Une chose sur laquelle tout voyageur s’accorde est sans doute que la cuisine est une partie cruciale de tout voyage. Il peut donc paraître surprenant que je n’y dédicace une chronique qu’au bout de six mois à Liverpool.

Ceci n’est pas par manque d’intérêt culinaire. En effet, être français à l’étranger c’est partiellement devenir ambassadeur de sa propre cuisine : on me demande régulièrement quel plat français est mon préféré, et comment prononcer « croissant ». C’est par ailleurs pourquoi j’étonne la galerie quand je dis que je ne garde pas constamment du pain chez moi, que je ne mange pas de fromage et que je n’ai pas le palais pour le vin.

Cette attente s’explique plutôt par le fait qu’il y a tant à découvrir à Liverpool. Il m’a fallu commencer par les spécialités anglaises – parmi lesquelles le fish & chips et le petit-déjeuner anglais sont incontournables – avant de me tourner vers la cuisine liverpuldienne. Je confesse également m’être laissée distraire par toutes les cuisines non européennes (majoritairement asiatiques, mais aussi africaines et américaines) qu’on trouve à foison dans la ville.

Les secrets de la cuisine liverpuldienne

La cuisine liverpuldienne, donc, reflète l’histoire économique de la ville, dans le sens où elle est héritée des marins d’Europe du Nord venant pour le commerce, ainsi que de la large population ouvrière qui se refuse à gâcher les restes. Le plat fard de la ville est le Scouse, inspiré du ragoût scandinave Lobscouse (ou Lapskaus), qui est un ragoût de viande, de préférence du bœuf ou de l’agneau, et de morceaux de pommes de terre, de carottes et d’oignons. Le plat est normalement servi avec du chou rouge mariné et un morceau de pain à moitié dur. Chaque famille a sa propre recette mais, de façon générale, c’est un plat du dimanche qu’on cuisine avec les restes de la semaine. Le plat a notamment donné son nom à l’accent bien particulier de Liverpool (chaleureux mais incompréhensible de renommée) et aux habitants de la région, les Scousers.

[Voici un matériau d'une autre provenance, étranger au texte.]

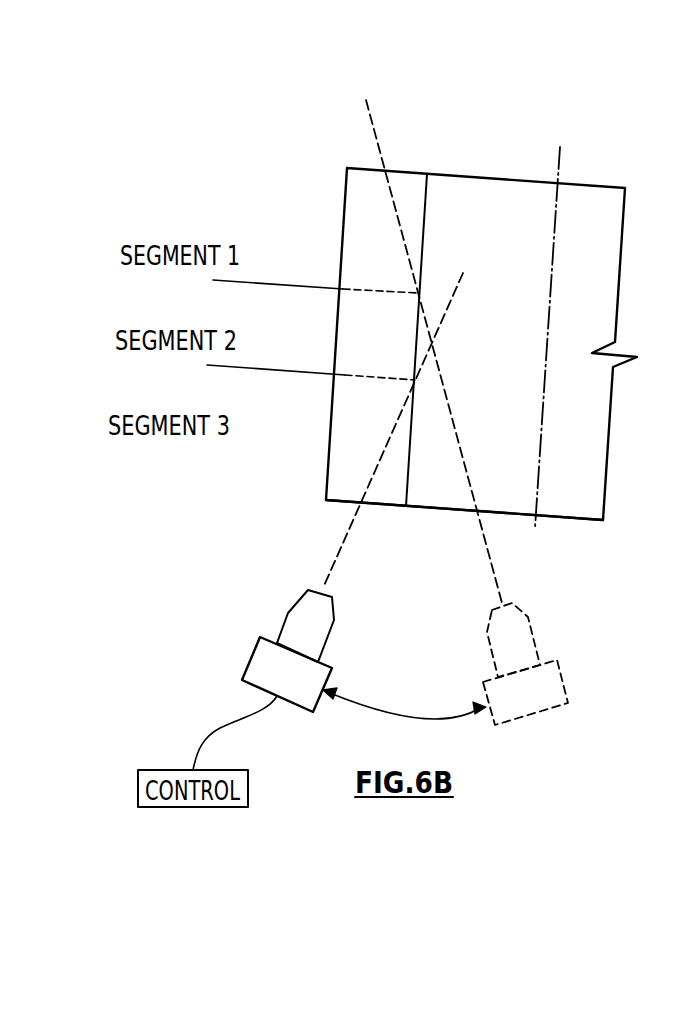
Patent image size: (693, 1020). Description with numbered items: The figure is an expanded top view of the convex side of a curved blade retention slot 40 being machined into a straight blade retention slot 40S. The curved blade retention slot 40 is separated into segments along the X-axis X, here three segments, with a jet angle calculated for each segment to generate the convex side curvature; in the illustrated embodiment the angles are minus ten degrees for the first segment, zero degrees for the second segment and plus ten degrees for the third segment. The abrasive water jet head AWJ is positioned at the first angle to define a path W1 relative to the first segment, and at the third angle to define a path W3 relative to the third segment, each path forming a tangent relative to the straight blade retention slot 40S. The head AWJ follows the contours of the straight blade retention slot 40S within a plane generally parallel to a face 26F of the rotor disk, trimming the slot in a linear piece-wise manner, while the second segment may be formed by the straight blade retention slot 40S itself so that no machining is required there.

The curved blade retention slot 40 is at (513, 138).
The straight blade retention slot 40S is at (423, 237).
The face of the rotor disk 26F is at (335, 503).
The AWJ path W1 is at (374, 130).
The AWJ path W3 is at (344, 542).
The X-axis X is at (560, 162).
The abrasive water jet head AWJ is at (250, 655).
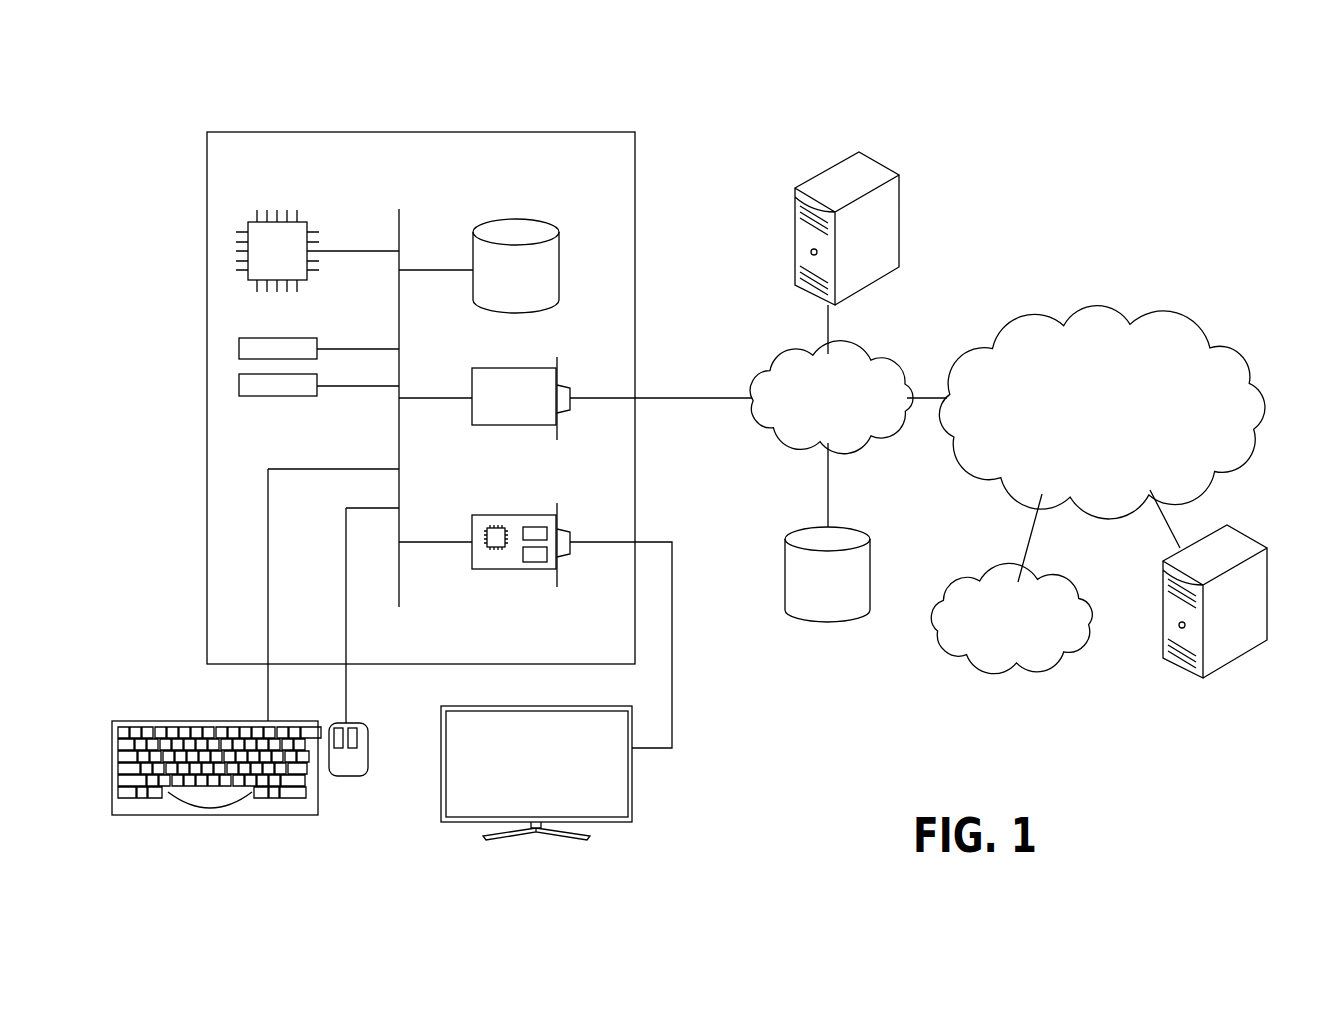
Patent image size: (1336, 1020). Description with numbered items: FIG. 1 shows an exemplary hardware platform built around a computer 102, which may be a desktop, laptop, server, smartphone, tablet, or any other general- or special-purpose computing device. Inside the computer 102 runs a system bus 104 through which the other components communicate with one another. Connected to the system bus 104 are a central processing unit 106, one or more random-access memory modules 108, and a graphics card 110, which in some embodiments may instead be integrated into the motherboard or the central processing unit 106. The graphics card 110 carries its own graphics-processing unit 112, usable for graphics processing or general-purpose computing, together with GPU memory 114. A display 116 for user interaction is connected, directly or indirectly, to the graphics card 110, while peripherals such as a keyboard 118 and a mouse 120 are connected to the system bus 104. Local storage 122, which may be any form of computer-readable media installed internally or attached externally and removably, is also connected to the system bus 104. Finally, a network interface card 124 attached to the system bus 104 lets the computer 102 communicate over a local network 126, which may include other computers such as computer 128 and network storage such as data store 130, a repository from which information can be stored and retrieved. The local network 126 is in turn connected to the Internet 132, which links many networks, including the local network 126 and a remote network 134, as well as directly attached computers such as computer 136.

The computer 102 is at (586, 132).
The system bus 104 is at (402, 222).
The central processing unit 106 is at (302, 218).
The random-access memory modules 108 is at (317, 378).
The graphics card 110 is at (535, 609).
The graphics-processing unit 112 is at (494, 550).
The GPU memory 114 is at (536, 565).
The display 116 is at (634, 803).
The keyboard 118 is at (216, 815).
The mouse 120 is at (347, 776).
The local storage 122 is at (561, 252).
The network interface card 124 is at (470, 380).
The local network 126 is at (884, 352).
The computer 128 is at (880, 163).
The data store 130 is at (860, 531).
The Internet 132 is at (1147, 318).
The remote network 134 is at (1068, 577).
The computer 136 is at (1246, 530).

Exploration des saveurs authentiques de Liverpool

Les liverpuldiens ont par ailleurs leurs propres desserts, à commencer par le « Wet Nelly », une sorte de pudding fait à partir de miettes de pain dur et de raisins secs, et dont le nom est malheureusement bien compliqué à traduire. Liverpool a également sa propre tarte au citron au goût à la fois acide, amer et sucré. Le citron semble être une denrée appréciée à Liverpool, car on y produit les Everton mints, incorrectement appelés pastilles à la menthe, bien qu’ils ne contiennent aucune menthe. Ces bonbons noirs à rayures blanches s’apparentent à des morceaux de caramel au goût citronné. Ils partagent d’ailleurs leur nom avec le deuxième grand club de football de la ville, c’est pourquoi on appelle parfois les joueurs d’Everton les Toffees (« caramel » en anglais).

La cuisine de Liverpool a un petit menu, mais qui ne fait pas moins la fierté des habitants. Si jamais vous avez l’opportunité d’essayer par vous-même la nourriture de Liverpool et du Royaume-Uni, méfiez-vous cependant : l’assaisonnement n’est pas toujours au rendez-vous chez les Anglais.